How to convert categorical string data into numeric in pytho
Published on Aug. 22, 2023, 12:15 p.m.
There are several ways to convert categorical string data into numeric data in Python, depending on the specific format of your data and your analysis needs. Here are some common approaches:
- Label Encoding: This method assigns a unique integer to each category in the data. You can use the
LabelEncoder()
method from the sklearn library to perform this conversion. For example:
from sklearn.preprocessing import LabelEncoder
le = LabelEncoder()
data['category'] = le.fit_transform(data['category'])
- One-Hot Encoding: This method creates new columns for each category in the data and assigns a binary value (0 or 1) to each category. You can use the
get_dummies()
method from pandas library to perform this conversion. For example:
import pandas as pd
data = pd.get_dummies(data, columns=['category'])

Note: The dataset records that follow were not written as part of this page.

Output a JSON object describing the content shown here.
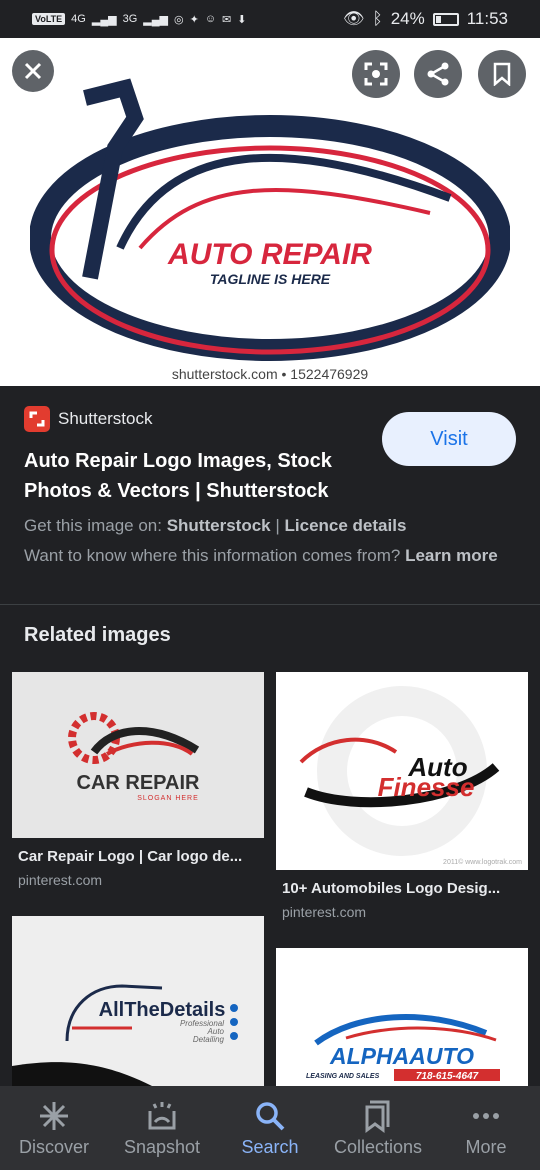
{
  "status_bar": {
    "carrier_badge": "VoLTE",
    "network_1": "4G",
    "network_2": "3G",
    "battery": "24%",
    "battery_level": 0.24,
    "time": "11:53"
  },
  "hero": {
    "logo_text": "AUTO REPAIR",
    "logo_tagline": "TAGLINE IS HERE",
    "credit": "shutterstock.com • 1522476929"
  },
  "info": {
    "source_name": "Shutterstock",
    "title": "Auto Repair Logo Images, Stock Photos & Vectors | Shutterstock",
    "visit_label": "Visit",
    "get_image_prefix": "Get this image on:",
    "get_image_source": "Shutterstock",
    "separator": "|",
    "licence_label": "Licence details",
    "want_to_know": "Want to know where this information comes from?",
    "learn_more": "Learn more"
  },
  "related": {
    "heading": "Related images",
    "items": [
      {
        "caption": "Car Repair Logo | Car logo de...",
        "source": "pinterest.com",
        "logo_text": "CAR REPAIR",
        "logo_sub": "SLOGAN HERE"
      },
      {
        "caption": "10+ Automobiles Logo Desig...",
        "source": "pinterest.com",
        "logo_text_1": "Auto",
        "logo_text_2": "Finesse",
        "watermark": "2011© www.logotrak.com"
      },
      {
        "logo_text": "AllTheDetails",
        "logo_sub_1": "Professional",
        "logo_sub_2": "Auto",
        "logo_sub_3": "Detailing"
      },
      {
        "logo_text": "ALPHAAUTO",
        "logo_sub": "LEASING AND SALES",
        "phone": "718-615-4647"
      }
    ]
  },
  "nav": {
    "items": [
      {
        "label": "Discover",
        "icon": "asterisk-icon"
      },
      {
        "label": "Snapshot",
        "icon": "snapshot-icon"
      },
      {
        "label": "Search",
        "icon": "search-icon"
      },
      {
        "label": "Collections",
        "icon": "collections-icon"
      },
      {
        "label": "More",
        "icon": "more-dots-icon"
      }
    ],
    "active": "Search"
  },
  "colors": {
    "background": "#202124",
    "accent": "#8ab4f8",
    "visit_bg": "#e8f0fe",
    "brand_red": "#e23c2f",
    "logo_navy": "#1b2a4a"
  }
}
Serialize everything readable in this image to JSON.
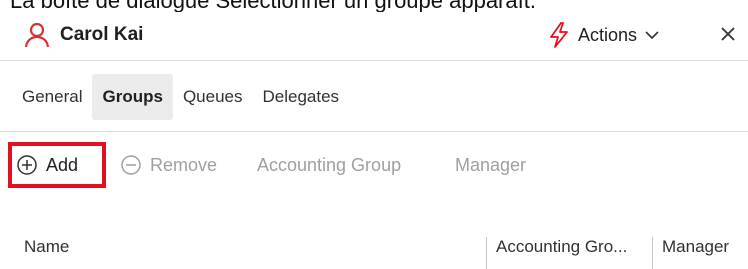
{
  "caption": {
    "text": "La boîte de dialogue Sélectionner un groupe apparaît."
  },
  "header": {
    "user_name": "Carol Kai",
    "actions_label": "Actions"
  },
  "tabs": [
    {
      "label": "General"
    },
    {
      "label": "Groups",
      "active": true
    },
    {
      "label": "Queues"
    },
    {
      "label": "Delegates"
    }
  ],
  "toolbar": {
    "add_label": "Add",
    "remove_label": "Remove",
    "accounting_group_label": "Accounting Group",
    "manager_label": "Manager"
  },
  "table": {
    "columns": [
      {
        "label": "Name"
      },
      {
        "label": "Accounting Gro..."
      },
      {
        "label": "Manager"
      }
    ]
  },
  "colors": {
    "accent_red": "#e3101f",
    "user_icon": "#d13438",
    "tab_active_bg": "#ebebeb",
    "disabled_text": "#a19f9d"
  },
  "icons": [
    "user-icon",
    "lightning-icon",
    "chevron-down-icon",
    "close-icon",
    "add-circle-icon",
    "remove-circle-icon"
  ]
}
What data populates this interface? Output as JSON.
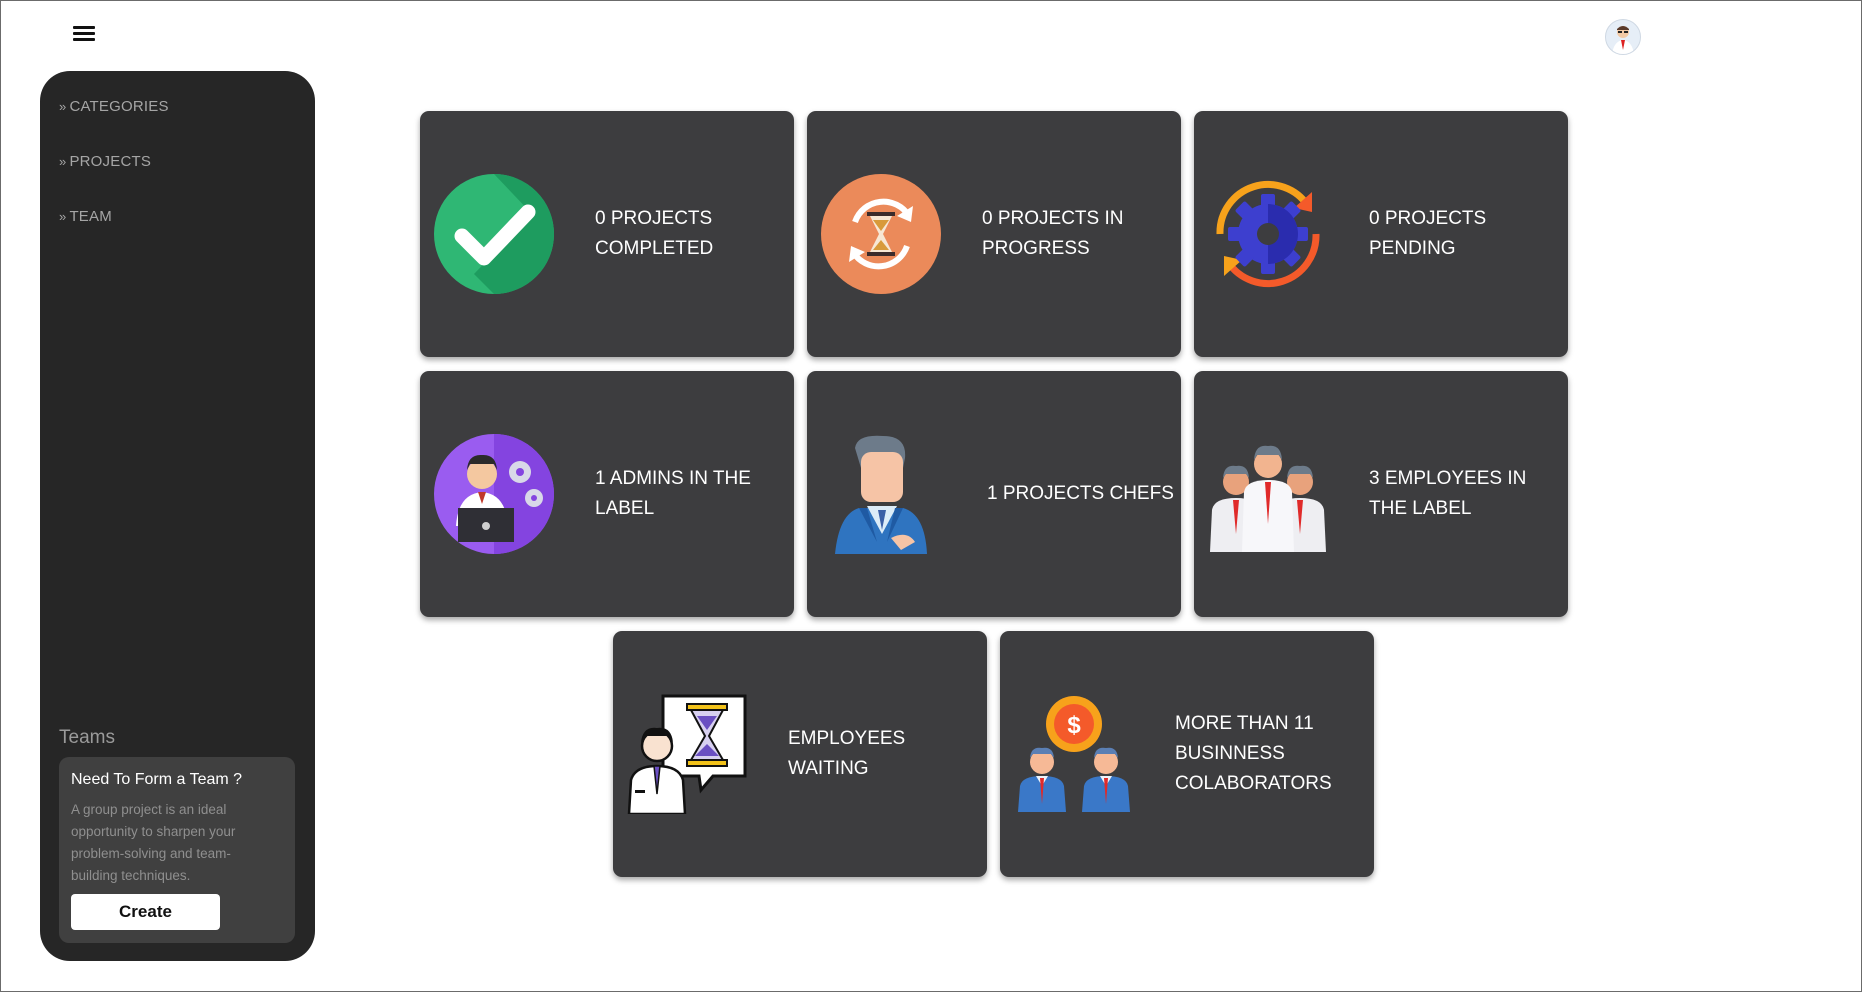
{
  "header": {
    "menu_icon": "hamburger-menu-icon",
    "avatar_icon": "user-avatar"
  },
  "sidebar": {
    "items": [
      {
        "label": "CATEGORIES",
        "icon": "double-chevron-right-icon"
      },
      {
        "label": "PROJECTS",
        "icon": "double-chevron-right-icon"
      },
      {
        "label": "TEAM",
        "icon": "double-chevron-right-icon"
      }
    ],
    "teams_title": "Teams",
    "team_card": {
      "title": "Need To Form a Team ?",
      "description": "A group project is an ideal opportunity to sharpen your problem-solving and team-building techniques.",
      "button_label": "Create"
    }
  },
  "cards": [
    {
      "label": "0 PROJECTS COMPLETED",
      "icon": "check-circle-icon"
    },
    {
      "label": "0 PROJECTS IN PROGRESS",
      "icon": "hourglass-refresh-icon"
    },
    {
      "label": "0 PROJECTS PENDING",
      "icon": "gear-refresh-icon"
    },
    {
      "label": "1 ADMINS IN THE LABEL",
      "icon": "admin-laptop-icon"
    },
    {
      "label": "1 PROJECTS CHEFS",
      "icon": "manager-icon"
    },
    {
      "label": "3 EMPLOYEES IN THE LABEL",
      "icon": "employees-group-icon"
    },
    {
      "label": "EMPLOYEES WAITING",
      "icon": "employee-waiting-icon"
    },
    {
      "label": "MORE THAN 11 BUSINNESS COLABORATORS",
      "icon": "business-collaborators-icon"
    }
  ],
  "colors": {
    "card_bg": "#3d3d3f",
    "sidebar_bg": "#262626",
    "accent_green": "#2fb774",
    "accent_orange": "#eb8a5a"
  }
}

- Ordinal Encoding: This method assigns an integer to each category based on the order of the categories. For example, small, medium, and large could be encoded as 1, 2, and 3. You can use the
replace()
method of pandas library to perform this conversion. For example:
data['size'] = data['size'].replace({'small': 1, 'medium': 2, 'large': 3})
These are just a few examples of how to convert categorical string data into numeric data in Python. The best method for your data will depend on the specific details of your data and your analysis needs.